El corazón le latió con fuerza, primero de angustia, luego de rabia pura.

¿Esto es una provocación? ¿Otra vez quieres que lo mate?

El corazón le latía con fuerza, pero el orgullo pudo más. Mientras fingía indiferencia, el hombre siguió hablando del perro:

 

—En el refugio dijeron que tiene unos siete años. No tiene enfermedades, está sano…

 

El perro, que jadeaba mirando a Giselle, bajó la cabeza y se rascó una oreja con la pata trasera.

 

—Bueno, tiene un problema de piel, pero está limpio. El veterinario nos dio una pomada. Dile a una sirvienta que se la aplique todos los días. El duque cubrirá los gastos.

—……

—Le puse un nombre: Eddie.

 

¿Le dio el apodo de su infancia a un perro?

Por primera vez, la expresión impasible de Giselle se quebró. El demonio lo notó y, sonriendo satisfecho, extendió la correa hacia ella.

 

—Esta vez, críalo hasta el final.

 

¿Así quieres que me redima? ¿Tú, de todas las personas, te atreves a pedirme eso?

Ardía en deseos de enfrentarse a él, pero ni el momento ni el lugar eran adecuados.

 

—Entendido. Ahora vete.

—Tienes que criarlo.

—¡He dicho que sí!

 

Solo cuando Rita tomó la correa en su lugar, el forcejeo terminó.

 

—Fue un placer verte, preciosa. Disfruta la cena… y la próxima vez, cenaremos juntos.

—Sí, sí.

 

Era obvio que Giselle respondía por compromiso, pero al parecer, eso fue suficiente para el astuto demonio.

 

—Dawson, llévate al perro.

 

Y así, como si nada, el duque recuperó su cuerpo y se fue.

 

—Que ese demonio haya escuchado a Señorita Bishop…

 

Para Loise, fue un impacto… pero también una señal esperanzadora.
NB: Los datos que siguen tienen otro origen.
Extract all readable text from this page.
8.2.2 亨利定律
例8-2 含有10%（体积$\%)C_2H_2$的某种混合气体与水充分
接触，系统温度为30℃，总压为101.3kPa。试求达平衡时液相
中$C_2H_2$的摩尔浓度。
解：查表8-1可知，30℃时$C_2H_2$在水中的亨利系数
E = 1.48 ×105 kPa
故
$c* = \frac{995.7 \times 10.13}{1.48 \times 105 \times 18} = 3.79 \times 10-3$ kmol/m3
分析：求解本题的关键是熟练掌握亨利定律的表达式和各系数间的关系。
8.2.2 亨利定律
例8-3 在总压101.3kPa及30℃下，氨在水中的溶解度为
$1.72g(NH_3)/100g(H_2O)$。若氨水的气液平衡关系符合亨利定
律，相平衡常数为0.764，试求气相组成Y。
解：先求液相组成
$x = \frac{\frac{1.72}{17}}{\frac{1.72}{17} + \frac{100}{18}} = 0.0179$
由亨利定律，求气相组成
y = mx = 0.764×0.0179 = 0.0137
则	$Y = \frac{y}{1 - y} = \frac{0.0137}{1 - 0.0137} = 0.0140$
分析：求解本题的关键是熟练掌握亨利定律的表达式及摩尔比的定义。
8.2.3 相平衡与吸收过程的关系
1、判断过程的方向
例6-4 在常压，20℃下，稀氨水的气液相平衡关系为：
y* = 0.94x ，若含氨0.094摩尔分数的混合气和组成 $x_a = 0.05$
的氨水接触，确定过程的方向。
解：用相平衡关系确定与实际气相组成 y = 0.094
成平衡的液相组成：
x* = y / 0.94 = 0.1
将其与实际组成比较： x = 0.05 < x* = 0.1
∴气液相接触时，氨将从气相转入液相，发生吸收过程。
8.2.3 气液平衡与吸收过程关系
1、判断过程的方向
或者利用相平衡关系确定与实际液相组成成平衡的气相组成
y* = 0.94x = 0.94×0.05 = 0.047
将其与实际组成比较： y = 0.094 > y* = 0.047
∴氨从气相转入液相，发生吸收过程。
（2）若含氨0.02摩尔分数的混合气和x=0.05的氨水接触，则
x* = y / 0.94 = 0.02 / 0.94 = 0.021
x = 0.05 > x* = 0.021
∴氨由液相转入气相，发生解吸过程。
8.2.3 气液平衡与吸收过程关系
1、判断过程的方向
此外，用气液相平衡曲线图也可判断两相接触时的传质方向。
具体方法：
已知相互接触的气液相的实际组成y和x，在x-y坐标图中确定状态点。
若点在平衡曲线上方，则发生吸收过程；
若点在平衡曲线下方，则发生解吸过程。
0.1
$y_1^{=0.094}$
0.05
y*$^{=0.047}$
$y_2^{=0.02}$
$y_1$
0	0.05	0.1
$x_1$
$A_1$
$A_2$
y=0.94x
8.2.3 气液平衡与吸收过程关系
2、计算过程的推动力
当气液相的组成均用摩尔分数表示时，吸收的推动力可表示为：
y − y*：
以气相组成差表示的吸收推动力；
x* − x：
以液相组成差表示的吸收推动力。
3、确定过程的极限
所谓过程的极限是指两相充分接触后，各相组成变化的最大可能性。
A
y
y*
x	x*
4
Edwin había intentado cancelar la cena, pero la terquedad de Giselle prevaleció, y al final compartieron la comida como estaba planeado.
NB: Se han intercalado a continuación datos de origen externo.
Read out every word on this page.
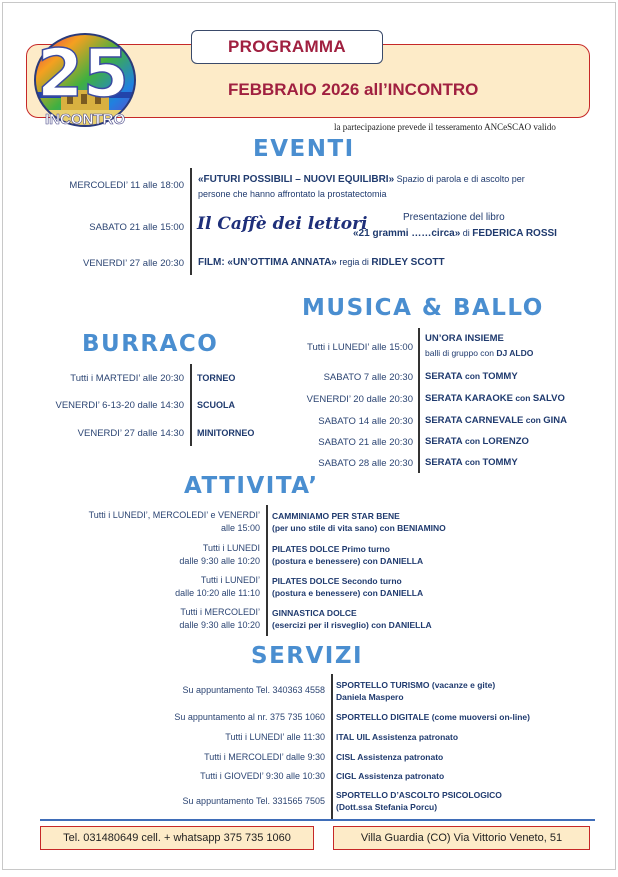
PROGRAMMA
FEBBRAIO 2026 all’INCONTRO
25
INCONTRO	la partecipazione prevede il tesseramento ANCeSCAO valido
EVENTI
MERCOLEDI’ 11 alle 18:00
«FUTURI POSSIBILI – NUOVI EQUILIBRI» Spazio di parola e di ascolto per
persone che hanno affrontato la prostatectomia
SABATO 21 alle 15:00 Il Caffè dei lettori	Presentazione del libro
«21 grammi ……circa» di FEDERICA ROSSI
VENERDI’ 27 alle 20:30 FILM: «UN’OTTIMA ANNATA» regia di RIDLEY SCOTT
MUSICA & BALLO
Tutti i LUNEDI’ alle 15:00
UN’ORA INSIEME
balli di gruppo con DJ ALDO
SABATO 7 alle 20:30 SERATA con TOMMY
VENERDI’ 20 dalle 20:30 SERATA KARAOKE con SALVO
SABATO 14 alle 20:30 SERATA CARNEVALE con GINA
SABATO 21 alle 20:30 SERATA con LORENZO
SABATO 28 alle 20:30 SERATA con TOMMY
BURRACO
Tutti i MARTEDI’ alle 20:30 TORNEO
VENERDI’ 6-13-20 dalle 14:30 SCUOLA
VENERDI’ 27 dalle 14:30 MINITORNEO
ATTIVITA’
Tutti i LUNEDI’, MERCOLEDI’ e VENERDI’
alle 15:00
CAMMINIAMO PER STAR BENE
(per uno stile di vita sano) con BENIAMINO
Tutti i LUNEDI
dalle 9:30 alle 10:20
PILATES DOLCE Primo turno
(postura e benessere) con DANIELLA
Tutti i LUNEDI’
dalle 10:20 alle 11:10
PILATES DOLCE Secondo turno
(postura e benessere) con DANIELLA
Tutti i MERCOLEDI’
dalle 9:30 alle 10:20
GINNASTICA DOLCE
(esercizi per il risveglio) con DANIELLA
SERVIZI
Su appuntamento Tel. 340363 4558 SPORTELLO TURISMO (vacanze e gite)
Daniela Maspero
Su appuntamento al nr. 375 735 1060 SPORTELLO DIGITALE (come muoversi on-line)
Tutti i LUNEDI’ alle 11:30 ITAL UIL Assistenza patronato
Tutti i MERCOLEDI’ dalle 9:30 CISL Assistenza patronato
Tutti i GIOVEDI’ 9:30 alle 10:30 CIGL Assistenza patronato
Su appuntamento Tel. 331565 7505
SPORTELLO D’ASCOLTO PSICOLOGICO
(Dott.ssa Stefania Porcu)
Tel. 031480649 cell. + whatsapp 375 735 1060	Villa Guardia (CO) Via Vittorio Veneto, 51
Bajo la atenta mirada de Dawson y Loise, sentados en extremos opuestos del comedor, la conversación fluyó desde trivialidades hasta temas más personales. Edwin, cuya vida ya no tenía lugar para lo ‘cotidiano’, solo podía hablar de ella.

 

—¿Algo interesante en la escuela hoy?

—No, lo mismo de siempre. Clases, tareas, y ayudar con los preparativos del evento en el club.

 

Al mencionar que la Sociedad de Estudiantes Patrióticos estaba ocupada organizando un acto para el Día del Veterano en el National Memorial, Giselle recordó un favor que el presidente del club le había pedido la semana pasada.

 

—El club subastará objetos personales de celebridades para recaudar fondos para hospitales militares…

 

Solo era posible porque todos los miembros del club tenían conexiones influyentes.

 

—¿Podrías donar algo, Ajussi? No tiene que ser valioso… incluso algo pequeño que hayas usado personalmente. La gente pujaría con locura por ello.

—¿Algo pequeño? ¿Serviría un pañuelo que haya tocado mis labios?

—¡No!

 

Era la primera vez en mucho tiempo que Edwin bromeaba con esa malicia juguetona. A Giselle le encantó ese atisbo de su antiguo yo, aunque el chiste en sí le desagradó profundamente.

Imaginar a mujeres ondeando sus pujas por un trozo de tela que rozó sus labios… Solo pensarlo le provocó un escalofrío de disgusto.